Alors que règnent les solutions SaaS clefs en main, BNP Paribas CIB développe un RSE détonant dédié à l’innovation. Il intègre un processus de gestion de l’innovation, le pseudonymat et une monnaie virtuelle. Les résultats obtenus confortent Jérôme Dubois le porteur du projet, de l’intérêt de cette approche iconoclaste. En 1 an : 11000 collaborateurs inscrits (45% des employés), 700 idées traitées, une dizaine sont remontées en Comité d’innovation pour une mise en œuvre. Voila, un innovateur qui innove au service de l’innovation de son entreprise.
L’objectif de Jump est de drainer l’innovation disséminée dans l’entreprise. Chaque collaborateur peut classiquement y déposer ses idées. La particularité réside dans la manière dont les freins sont abaissés et les incitations à faire fructifier ses idées. Jérôme Dubois martèle ainsi dans l’entreprise que “Jump est la meilleure chose qui puisse arriver à une idée”.
La plateforme est accessible à tous les collaborateurs CIB. A la première connexion, ils déclarent leurs compétences et leurs centres d’intérêt, ce qui permettra par la suite au système de sélectionner pour chaque idée déposée 50 experts. Un collaborateur est en moyenne sélectionné une fois tous les deux mois. Les experts sélectionnés ont 10 jours pour challenger la proposition et discuter avec le porteur. C’est ce dernier qui décide de poursuivre ou non. Ce fonctionnement atténue la frustration et permet au porteur, dans le pire des cas, d’entendre les arguments de ses pairs et enterrer lui même son idée.
Les experts acquièrent des points en fonction de leur participation. Ces points aujourd’hui sont transformés en J$ (Jump dollar) à investir sur les idées, une manière pour l’expert de témoigner de son adhésion.
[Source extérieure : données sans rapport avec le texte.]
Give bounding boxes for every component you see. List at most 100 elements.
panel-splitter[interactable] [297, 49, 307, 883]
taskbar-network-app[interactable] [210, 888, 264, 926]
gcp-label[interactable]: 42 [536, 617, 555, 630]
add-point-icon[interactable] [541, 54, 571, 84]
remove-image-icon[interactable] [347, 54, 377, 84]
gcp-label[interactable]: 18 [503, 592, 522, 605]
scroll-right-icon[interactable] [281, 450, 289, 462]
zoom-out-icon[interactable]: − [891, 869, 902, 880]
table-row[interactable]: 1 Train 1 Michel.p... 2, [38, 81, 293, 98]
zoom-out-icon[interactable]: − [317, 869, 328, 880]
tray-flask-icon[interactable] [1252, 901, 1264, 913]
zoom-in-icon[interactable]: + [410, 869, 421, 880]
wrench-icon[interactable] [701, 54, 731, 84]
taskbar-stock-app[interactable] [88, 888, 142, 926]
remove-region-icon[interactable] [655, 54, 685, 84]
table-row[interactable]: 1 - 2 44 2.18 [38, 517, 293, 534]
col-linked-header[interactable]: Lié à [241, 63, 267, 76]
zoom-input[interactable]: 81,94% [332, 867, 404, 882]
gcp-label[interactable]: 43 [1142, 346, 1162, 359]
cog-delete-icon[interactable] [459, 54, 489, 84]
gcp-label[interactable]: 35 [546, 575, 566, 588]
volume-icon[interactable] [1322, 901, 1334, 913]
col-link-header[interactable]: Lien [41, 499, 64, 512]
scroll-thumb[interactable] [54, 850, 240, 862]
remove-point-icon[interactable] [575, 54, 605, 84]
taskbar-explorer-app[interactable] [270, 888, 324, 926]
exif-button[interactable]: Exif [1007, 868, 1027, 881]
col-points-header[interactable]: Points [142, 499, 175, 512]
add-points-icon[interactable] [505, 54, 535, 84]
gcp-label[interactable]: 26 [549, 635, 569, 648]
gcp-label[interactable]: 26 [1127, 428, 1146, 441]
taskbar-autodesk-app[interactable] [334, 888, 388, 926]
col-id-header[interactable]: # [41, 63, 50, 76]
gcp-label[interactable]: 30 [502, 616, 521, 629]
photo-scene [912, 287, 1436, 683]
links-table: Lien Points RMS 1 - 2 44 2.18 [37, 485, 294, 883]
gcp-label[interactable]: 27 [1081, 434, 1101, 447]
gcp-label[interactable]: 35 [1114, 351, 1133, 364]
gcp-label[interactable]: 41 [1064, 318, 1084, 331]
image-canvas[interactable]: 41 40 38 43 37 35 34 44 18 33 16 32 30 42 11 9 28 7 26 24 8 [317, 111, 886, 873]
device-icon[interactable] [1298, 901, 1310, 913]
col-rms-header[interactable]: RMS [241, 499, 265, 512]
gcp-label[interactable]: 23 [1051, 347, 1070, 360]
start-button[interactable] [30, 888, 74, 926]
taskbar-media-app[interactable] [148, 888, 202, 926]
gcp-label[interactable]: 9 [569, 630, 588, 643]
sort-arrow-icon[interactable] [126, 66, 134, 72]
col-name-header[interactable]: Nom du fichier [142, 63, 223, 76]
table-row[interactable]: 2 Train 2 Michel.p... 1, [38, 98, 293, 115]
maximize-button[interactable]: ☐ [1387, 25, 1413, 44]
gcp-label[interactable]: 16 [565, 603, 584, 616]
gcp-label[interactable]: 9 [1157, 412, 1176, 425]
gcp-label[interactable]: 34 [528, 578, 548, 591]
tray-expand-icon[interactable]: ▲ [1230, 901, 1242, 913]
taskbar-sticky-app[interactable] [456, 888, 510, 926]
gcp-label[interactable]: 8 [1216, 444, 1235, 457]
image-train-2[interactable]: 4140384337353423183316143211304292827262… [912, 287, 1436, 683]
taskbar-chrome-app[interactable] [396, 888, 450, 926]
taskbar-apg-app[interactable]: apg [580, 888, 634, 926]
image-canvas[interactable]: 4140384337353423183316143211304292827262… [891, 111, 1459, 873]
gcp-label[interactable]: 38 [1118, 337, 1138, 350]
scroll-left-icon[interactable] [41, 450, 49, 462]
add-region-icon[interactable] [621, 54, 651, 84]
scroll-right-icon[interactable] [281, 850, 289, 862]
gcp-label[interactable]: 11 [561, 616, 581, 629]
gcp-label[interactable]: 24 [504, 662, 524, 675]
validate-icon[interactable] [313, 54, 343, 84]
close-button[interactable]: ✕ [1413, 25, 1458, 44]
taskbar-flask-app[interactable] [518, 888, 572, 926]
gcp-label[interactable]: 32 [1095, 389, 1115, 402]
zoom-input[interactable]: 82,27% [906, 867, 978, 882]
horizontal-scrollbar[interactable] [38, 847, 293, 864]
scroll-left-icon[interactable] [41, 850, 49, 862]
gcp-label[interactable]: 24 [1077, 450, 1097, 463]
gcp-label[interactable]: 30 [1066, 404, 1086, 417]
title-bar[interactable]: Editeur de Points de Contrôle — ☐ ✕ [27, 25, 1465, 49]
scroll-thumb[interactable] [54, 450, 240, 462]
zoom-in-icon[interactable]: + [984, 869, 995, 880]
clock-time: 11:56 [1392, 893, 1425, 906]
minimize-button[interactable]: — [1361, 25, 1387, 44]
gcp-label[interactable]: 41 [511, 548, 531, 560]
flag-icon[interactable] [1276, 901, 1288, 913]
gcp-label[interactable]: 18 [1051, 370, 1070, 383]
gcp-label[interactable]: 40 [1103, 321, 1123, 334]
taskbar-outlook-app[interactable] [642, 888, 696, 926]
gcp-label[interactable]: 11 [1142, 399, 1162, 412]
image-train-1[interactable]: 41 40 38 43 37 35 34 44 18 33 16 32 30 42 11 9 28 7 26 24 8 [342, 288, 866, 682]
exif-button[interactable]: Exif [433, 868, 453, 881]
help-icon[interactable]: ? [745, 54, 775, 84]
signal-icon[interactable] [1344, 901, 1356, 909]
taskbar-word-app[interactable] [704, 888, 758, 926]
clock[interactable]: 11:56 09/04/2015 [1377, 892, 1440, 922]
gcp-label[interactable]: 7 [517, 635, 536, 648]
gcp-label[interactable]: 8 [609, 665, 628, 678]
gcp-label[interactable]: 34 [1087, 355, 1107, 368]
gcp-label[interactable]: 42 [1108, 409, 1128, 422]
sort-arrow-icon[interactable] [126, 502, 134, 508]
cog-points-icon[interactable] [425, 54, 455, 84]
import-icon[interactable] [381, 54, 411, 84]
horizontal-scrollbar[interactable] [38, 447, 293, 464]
Autre particularité notable, le pseudonymat est la norme. A l’inscription, innovateurs et experts choisissent un pseudonyme et, afficher son identité réelle n’est qu’une option. Jérôme Dubois explique le choix de l’anonymat dans le contexte de Jump par plusieurs avantages :
- Il oblige les experts à argumenter leurs remarques (ils ne peuvent pas s’appuyer sur leur réputation).
- Il favorise les discussions critiques qui permettent de challenger et renforcer les projets d’innovation
- Grâce à l’absence de risque et d’enjeu personnel, les commentaires sont nombreux, sincères, sans concession et mieux acceptés par les innovateurs.
C’est également une manière d’abaisser le niveau de risque pour les innovateurs qui s’exposent au regard de leurs collègues sans maîtriser la manière dont sera reçu leur idée.
Le contexte de la création de Jump a contribué à fédérer les équipes autour du challenge. L’équipe de Jérôme Dubois s’occupait de l’informatique de Fortis dont les applications ont été remplacées par celles de BNP Paribas. L’entité devait se remettre en cause et trouver d’autres moyens de créer de la valeur, de se différencier au sein d’un groupe disposant à foison de compétences similaires. Les situations de crise sont génératrices d’innovation de rupture pour ceux qui savent en tirer partie.
Jérôme Dubois a du adopter une démarche agile et, par itérations successives, construire et ajuster sa plateforme pour coller à son scénario d’usage. Une démarche de Quick wins qui devrait permettre la poursuite du développement de Jump.
Ce retour d’expérience est intéressant à plusieurs titres :
1. Le choix de l’anonymat. Doit-on remettre en cause ce principe pilier du 2.0 ? Je ne pense pas :
Tout d’abord, il y a une identité, même si elle distincte de l’identité réelle, le lien existe et l’anonymat n’est que de façade. Ensuite ce choix judicieux dans ce contexte devient un frein si on s’en écarte.
2. Une grande réussite dans le Design du processus de l’innovation : une structure permettant d’assurer une création de valeur et un fonctionnement reposant sur l’engagement des collaborateurs libres de participer à un projet dont la valeur collective est partagée par tous. Des bénéfices individuels directs pour ceux qui s’investissent et une prime à la réussite.
3. Une forte implication du porteur de projet qui a du fédérer une équipe pour concrétiser la plateforme, puis canaliser le bouillonnement d’idées au sein de l’entreprise.